Près de 140 millions de femmes dans le monde ont été excisées Entre 100 et 140 millions de filles et de femmes dans le monde ont été
victimes de mutilation sexuelle, dont plus de 6,5 millions vivent dans
les pays du Nord, et ceci sans qu'il y ait un lien avec la religion,
selon une étude de l'Ined rendue publique mardi.

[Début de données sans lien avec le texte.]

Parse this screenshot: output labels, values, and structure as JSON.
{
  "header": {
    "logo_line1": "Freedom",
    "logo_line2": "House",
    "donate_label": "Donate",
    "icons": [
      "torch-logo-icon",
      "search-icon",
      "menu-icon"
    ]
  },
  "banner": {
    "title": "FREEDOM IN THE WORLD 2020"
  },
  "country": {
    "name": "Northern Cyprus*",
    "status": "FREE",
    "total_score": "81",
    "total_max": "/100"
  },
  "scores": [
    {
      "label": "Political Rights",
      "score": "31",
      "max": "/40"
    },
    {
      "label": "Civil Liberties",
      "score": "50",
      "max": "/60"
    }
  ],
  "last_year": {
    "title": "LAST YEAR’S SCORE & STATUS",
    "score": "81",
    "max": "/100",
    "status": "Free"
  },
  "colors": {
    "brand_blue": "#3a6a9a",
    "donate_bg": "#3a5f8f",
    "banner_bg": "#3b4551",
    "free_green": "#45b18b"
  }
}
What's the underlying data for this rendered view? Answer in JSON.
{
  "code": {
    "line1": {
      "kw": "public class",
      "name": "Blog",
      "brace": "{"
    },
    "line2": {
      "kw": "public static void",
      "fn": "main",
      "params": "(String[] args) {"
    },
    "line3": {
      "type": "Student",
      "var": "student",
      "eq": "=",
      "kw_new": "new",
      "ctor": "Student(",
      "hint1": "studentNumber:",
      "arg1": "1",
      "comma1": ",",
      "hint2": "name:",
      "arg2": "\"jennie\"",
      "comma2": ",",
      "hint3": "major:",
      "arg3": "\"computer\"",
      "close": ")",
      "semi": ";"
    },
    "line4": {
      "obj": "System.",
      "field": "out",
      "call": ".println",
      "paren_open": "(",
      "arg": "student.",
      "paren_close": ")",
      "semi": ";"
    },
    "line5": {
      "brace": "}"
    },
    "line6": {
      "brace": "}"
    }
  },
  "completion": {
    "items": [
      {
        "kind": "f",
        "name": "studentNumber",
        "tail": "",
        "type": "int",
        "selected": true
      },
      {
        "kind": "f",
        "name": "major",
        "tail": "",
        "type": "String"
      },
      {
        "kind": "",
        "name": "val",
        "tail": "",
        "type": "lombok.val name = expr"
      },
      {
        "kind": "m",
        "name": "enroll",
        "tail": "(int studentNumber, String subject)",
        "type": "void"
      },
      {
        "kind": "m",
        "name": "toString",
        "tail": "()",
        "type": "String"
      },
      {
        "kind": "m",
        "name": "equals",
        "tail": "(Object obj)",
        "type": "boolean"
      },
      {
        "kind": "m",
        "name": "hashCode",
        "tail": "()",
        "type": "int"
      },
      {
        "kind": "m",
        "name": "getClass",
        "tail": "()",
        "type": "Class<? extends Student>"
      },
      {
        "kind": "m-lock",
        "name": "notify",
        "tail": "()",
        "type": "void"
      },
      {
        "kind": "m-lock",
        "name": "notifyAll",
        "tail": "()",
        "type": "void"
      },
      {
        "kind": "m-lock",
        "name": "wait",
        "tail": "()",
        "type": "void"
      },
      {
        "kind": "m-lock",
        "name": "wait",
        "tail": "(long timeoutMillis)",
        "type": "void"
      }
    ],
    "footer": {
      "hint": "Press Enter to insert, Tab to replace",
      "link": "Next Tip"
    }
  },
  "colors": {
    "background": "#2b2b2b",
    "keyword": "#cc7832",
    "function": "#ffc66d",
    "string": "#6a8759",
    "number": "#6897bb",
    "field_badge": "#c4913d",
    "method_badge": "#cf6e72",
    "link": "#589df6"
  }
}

Les mutilations sexuelles, aux graves conséquences pour la santé physique
et psychologique des femmes, sont pratiquées essentiellement en Afrique
sub-saharienne et dans quelques régions du Proche-orient et de l'Asie
du Sud-Est (Yémen, Indonésie et Malaisie). Plus de 6,5 millions de
filles et femmes excisées vivent dans les pays d'immigration (Europe
principalement). En Afrique, sur laquelle l'étude se penche plus
particulièrement, 28 pays pratiquent des mutilations, qui vont de
l'excision partielle du clitoris à l'infibulation (suture de l'orifice
vaginal). Mais le nombre de femmes excisées varient beaucoup selon les
pays, soulignent les chercheuses de l'Institut national des études
démographiques, Armelle Andro et Marie Lesclingand, de 1,4% au Cameroun
à 96% en Guinée.
Bien que souvent présentée comme "la conséquence d'injonctions religieuses, notamment de l'islam", cette pratique date de "bien avant l'arrivée en Afrique des religions monothéistes et aucun texte religieux ne permet de la justifier",
indiquent les auteurs. Il n'y a pas de relation entre la diffusion de
l'islam dans un pays et la proportion de femmes qui y sont excisées. En
Ethiopie, les trois quarts des femmes sont excisées alors qu'un tiers
de la population est musulmane, tandis qu'au Niger, 2% des femmes sont
excisées alors que le pays est presque entièrement musulman. En
revanche, le Mali, également musulman, compte plus de 90% de femmes
excisées. Le principal facteur de risque est l'appartenance ethnique et
non la religion, la pratique de l'excision s'inscrivant dans les rites
d'initiation et d'entrée dans l'âge adulte dans certains groupes
ethniques.
Au Sénégal, par exemple, l'excision est pratiquée
parmi les minorités ethniques (Peul, Toucouleurs, Soninkés, Malinkés)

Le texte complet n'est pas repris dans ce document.